Allerdings sind noch weitere Schritte nötig, um den Bahnhof tatsächlich bauen zu können. Das Areal gehört bisher dem Land Brandenburg, das erneut Wald verkaufen müsste, was politisch umstritten ist. Ein Teil liegt im Landschaftsschutzgebiet und müsste entwidmet werden. Und sicher muss das Waldgebiet wie bereits das Hauptgelände der Fabrik noch von Bomben aus dem Zweiten Weltkrieg beräumt werden.

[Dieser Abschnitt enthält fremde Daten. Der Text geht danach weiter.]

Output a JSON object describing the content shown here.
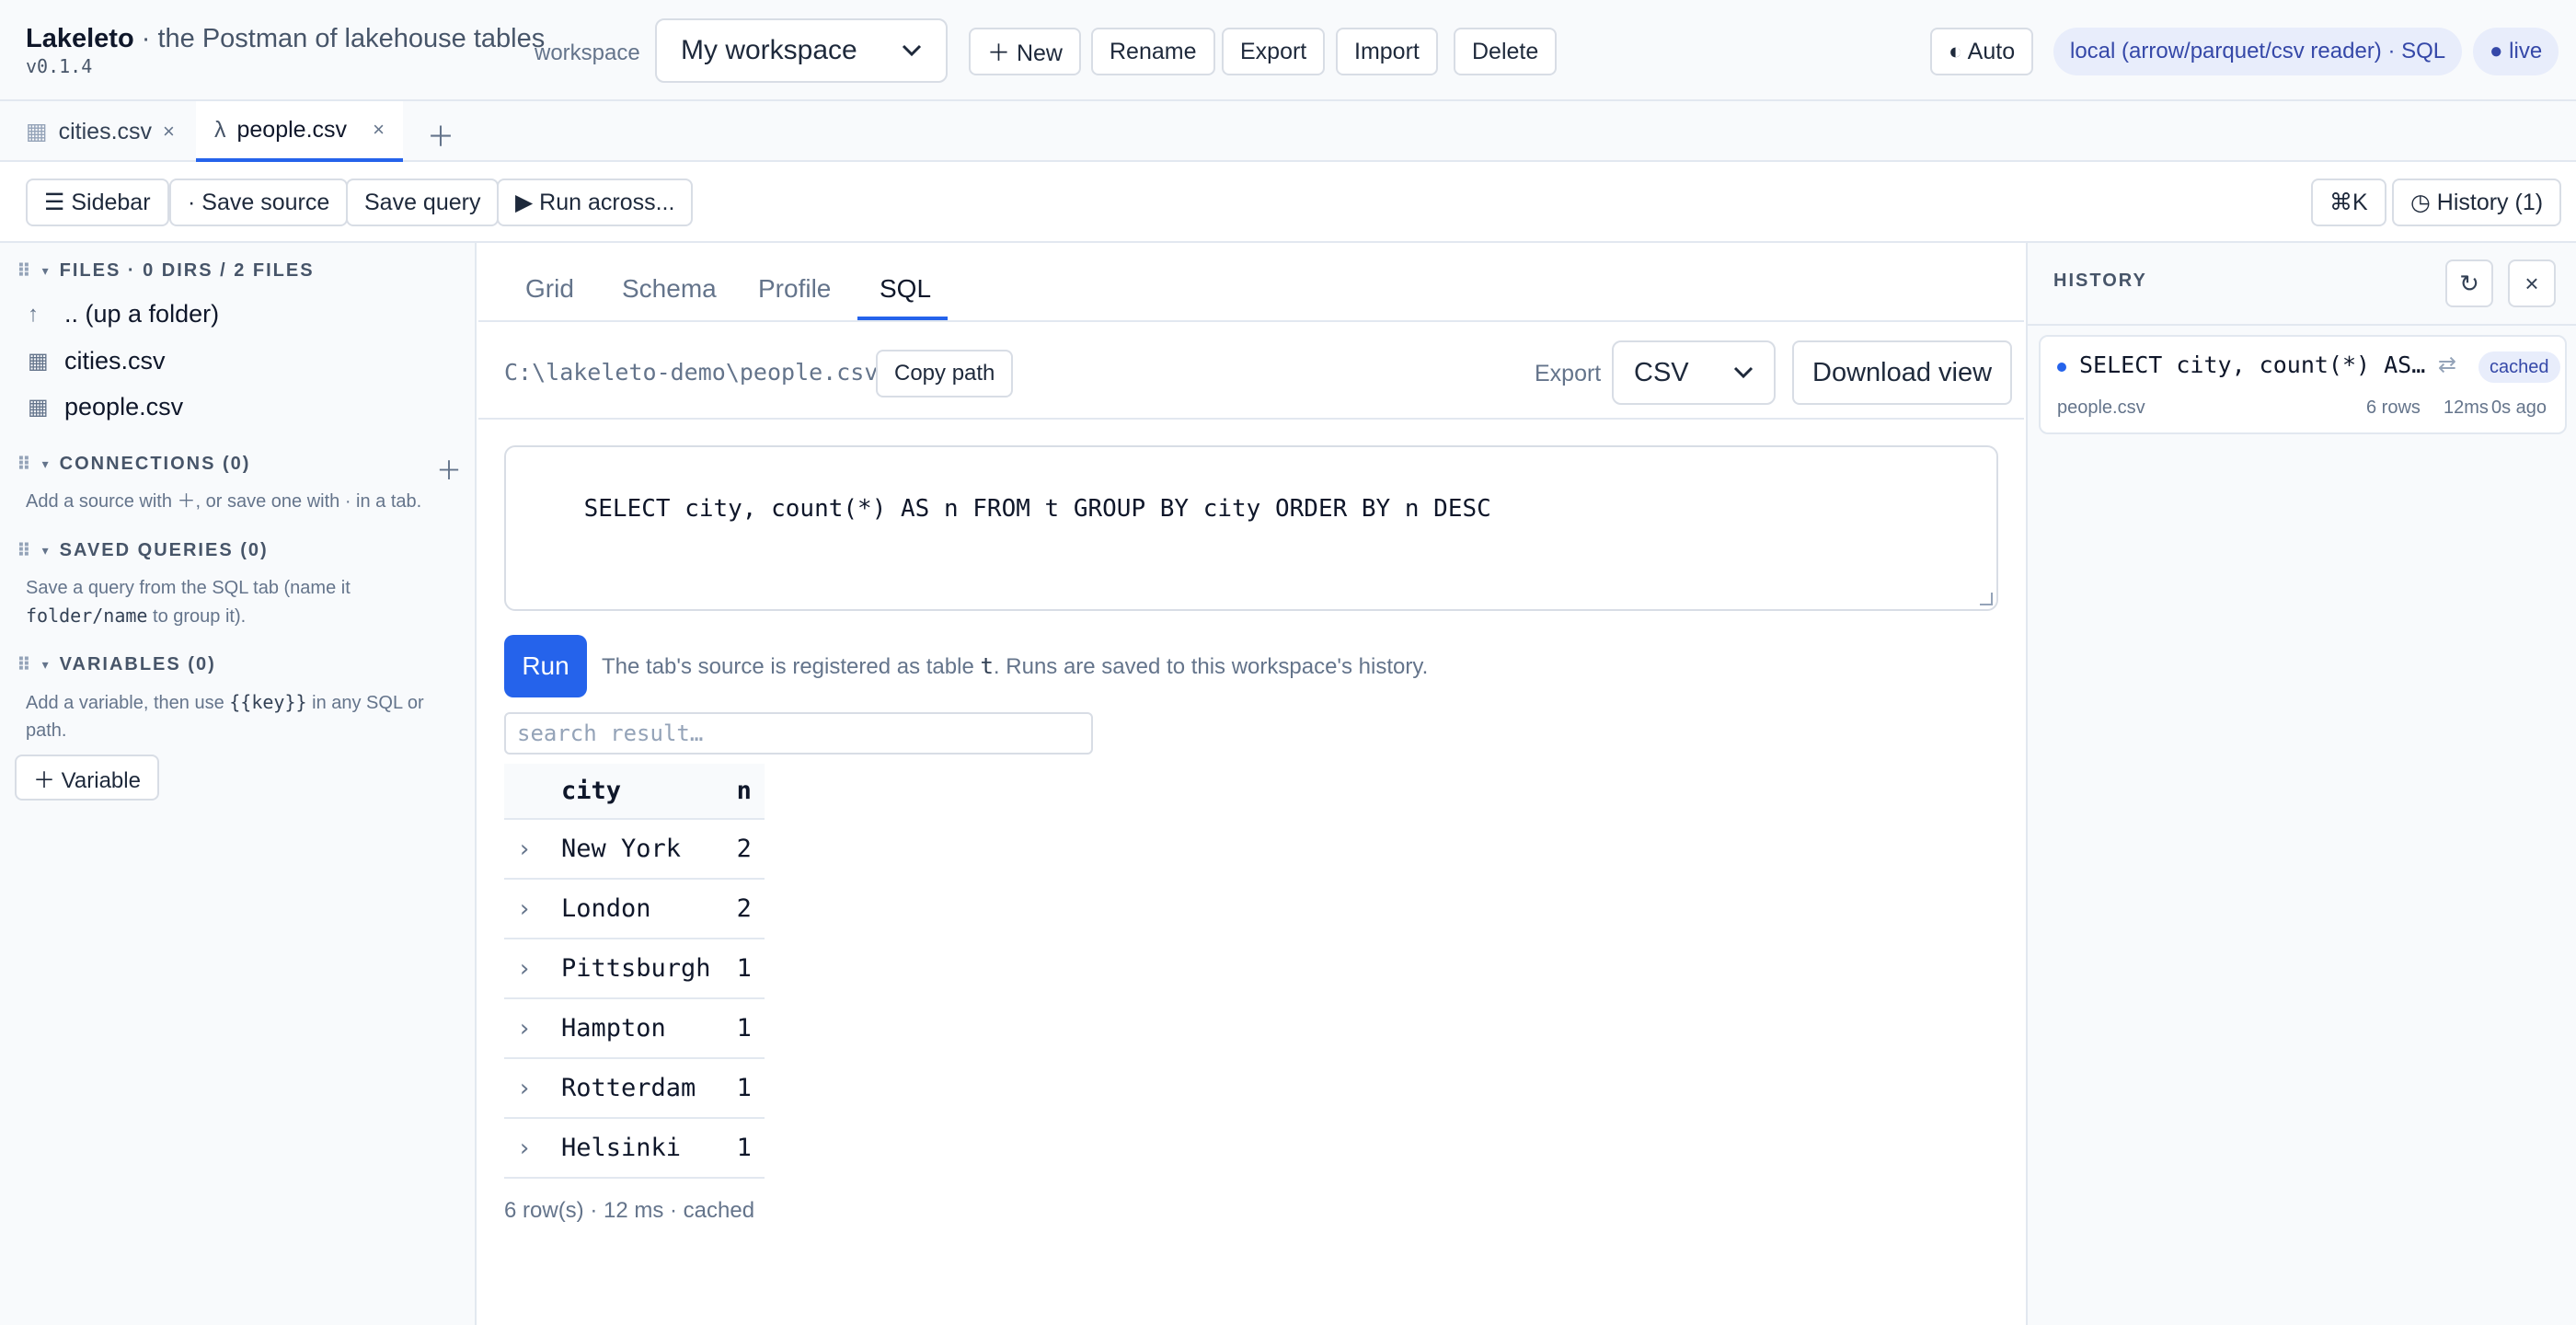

Parallel zum Güterbahnhof-Bebauungsplan will der US-Elektroautobauer auf dem bestehenden 300 Hektar großen Werkgelände am östlichen Berliner Ring die Kapazität auf eine Million Fahrzeuge pro Jahr verdoppeln. Zugelassen sind bisher 500.000 Fahrzeuge pro Jahr. Noch fährt die erst 2022 eröffnete Fabrik hoch. 2023, dem ersten vollen Produktionsjahr, liefen in Grünheide 200.172 Elektroautos des Model Y vom Band. Das Werk hat damit im ersten vollen Betriebsjahr knapp 40 Prozent der bisher genehmigten Kapazität erreicht.